Lessons this code has to teach us
---------------------------------

The first thing that went through my head, as it probably went through yours, was: this code is so long and complicated, answering this seemingly simple question is going to take some time to figure out.
And I won't blame you for giving up right then and there.
Hunched over my laptop while the metro passed through Ruoholahti, I tried to trace the logic of the script.

First problem: much of the behavior of the script is dictated by the command line arguments.
Luckily, their values are saved in the output file, so I could check that they were correct.

.. note::
    **Lesson:** always error on the side of caution when deciding whether it is worth storing something in the result file.

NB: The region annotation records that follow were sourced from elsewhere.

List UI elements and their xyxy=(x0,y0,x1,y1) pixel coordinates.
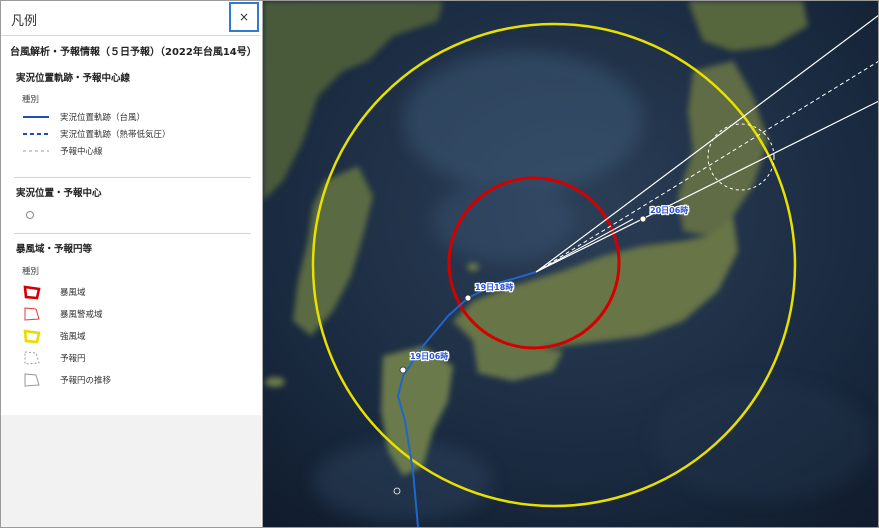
track-position-marker xyxy=(464,294,472,302)
legend-item-tropical-depression-track: 実況位置軌跡（熱帯低気圧） xyxy=(22,127,171,141)
track-label-19-18: 19日18時 xyxy=(475,282,513,292)
legend-item-storm-area: 暴風域 xyxy=(22,284,86,300)
map-view[interactable]: 19日06時 19日18時 20日06時 xyxy=(262,1,878,527)
area-section-title: 暴風域・予報円等 xyxy=(16,244,93,255)
track-position-marker xyxy=(393,487,401,495)
legend-item-forecast-center-line: 予報中心線 xyxy=(22,144,103,158)
legend-body: 凡例 × 台風解析・予報情報（５日予報）（2022年台風14号） 実況位置軌跡・… xyxy=(1,1,261,415)
app-frame: 凡例 × 台風解析・予報情報（５日予報）（2022年台風14号） 実況位置軌跡・… xyxy=(0,0,879,528)
area-type-label: 種別 xyxy=(22,267,40,277)
legend-item-typhoon-track: 実況位置軌跡（台風） xyxy=(22,110,145,124)
dashed-gray-line-icon xyxy=(22,144,50,158)
satellite-map: 19日06時 19日18時 20日06時 xyxy=(263,1,878,527)
track-section-title: 実況位置軌跡・予報中心線 xyxy=(16,73,131,84)
close-icon: × xyxy=(238,10,250,24)
track-position-marker xyxy=(399,366,407,374)
strong-wind-area-icon xyxy=(22,328,50,344)
legend-item-label: 予報円の推移 xyxy=(60,376,112,386)
forecast-circle-icon xyxy=(22,350,50,366)
solid-blue-line-icon xyxy=(22,110,50,124)
legend-item-label: 予報円 xyxy=(60,354,86,364)
legend-item-strong-wind-area: 強風域 xyxy=(22,328,86,344)
track-label-19-06: 19日06時 xyxy=(410,351,448,361)
close-button[interactable]: × xyxy=(229,2,259,32)
divider xyxy=(14,177,251,178)
legend-item-storm-warning-area: 暴風警戒域 xyxy=(22,306,103,322)
legend-item-forecast-circle: 予報円 xyxy=(22,350,86,366)
forecast-circle-transition-icon xyxy=(22,372,50,388)
track-type-label: 種別 xyxy=(22,95,40,105)
storm-warning-area-icon xyxy=(22,306,50,322)
legend-item-label: 暴風警戒域 xyxy=(60,310,103,320)
divider xyxy=(14,233,251,234)
legend-item-label: 実況位置軌跡（台風） xyxy=(60,113,146,123)
legend-item-label: 暴風域 xyxy=(60,288,86,298)
dashed-blue-line-icon xyxy=(22,127,50,141)
legend-title: 凡例 xyxy=(11,14,38,29)
position-section-title: 実況位置・予報中心 xyxy=(16,188,102,199)
forecast-position-marker xyxy=(639,215,647,223)
legend-panel: 凡例 × 台風解析・予報情報（５日予報）（2022年台風14号） 実況位置軌跡・… xyxy=(1,1,261,527)
legend-item-label: 予報中心線 xyxy=(60,147,103,157)
legend-item-label: 実況位置軌跡（熱帯低気圧） xyxy=(60,130,171,140)
track-label-20-06: 20日06時 xyxy=(650,205,688,215)
legend-item-label: 強風域 xyxy=(60,332,86,342)
legend-header: 凡例 × xyxy=(1,1,261,36)
legend-item-forecast-circle-transition: 予報円の推移 xyxy=(22,372,111,388)
storm-area-icon xyxy=(22,284,50,300)
legend-content-title: 台風解析・予報情報（５日予報）（2022年台風14号） xyxy=(10,47,257,58)
circle-marker-icon xyxy=(25,205,35,219)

That brings us to the big ``if``-statement.
Did the correct branch execute?
Well, that depends on what was in the ``m`` dictionary, which translates to what variables were defined in the MATLAB file used as input to the script.
If we had used the wrong variable name, i.e. ``brainVecsReps`` instead of ``brainVecs``, when creating the input file, the wrong branch would have executed and the script would have been happily computing the wrong thing.
And we would never know.
If we had used the wrong input file, or the wrong version of the input file, the wrong branch would have executed without any indication that something was wrong.
So many opportunities for small mistakes to lead to a big error.

.. note::
    **Lesson:** have the user be explicit in what they want to do, so the script can check the user's intent against the inputs and raise a nice big error if they screwed up.
    In this case, there should really have been either a command line parameter determining which branch to execute, or even better, this should have been four separate scripts.

In the end I ended up searching the logfile for the line ``Stability selection DISABLED, single-trial data`` which, thankfully, was there, so the correct branch did execute.

.. note::
    **Lesson:** be liberal with ``print``-statements (or other logging directives) in your scripts; cherish the resulting logfiles.

I breathed a sigh of relieved as the metro pulled into the central railway station.

This ``if``-statement is a work of insanity.
What was I thinking determining what the script should be doing based on a mostly random naming scheme of some variables in a MATLAB file?
I got lucky that time.
But from that moment on, I would heed this lesson:

.. note::
    | Explicit is better than implicit.
    | -- The Zen of Python, by Tim Peters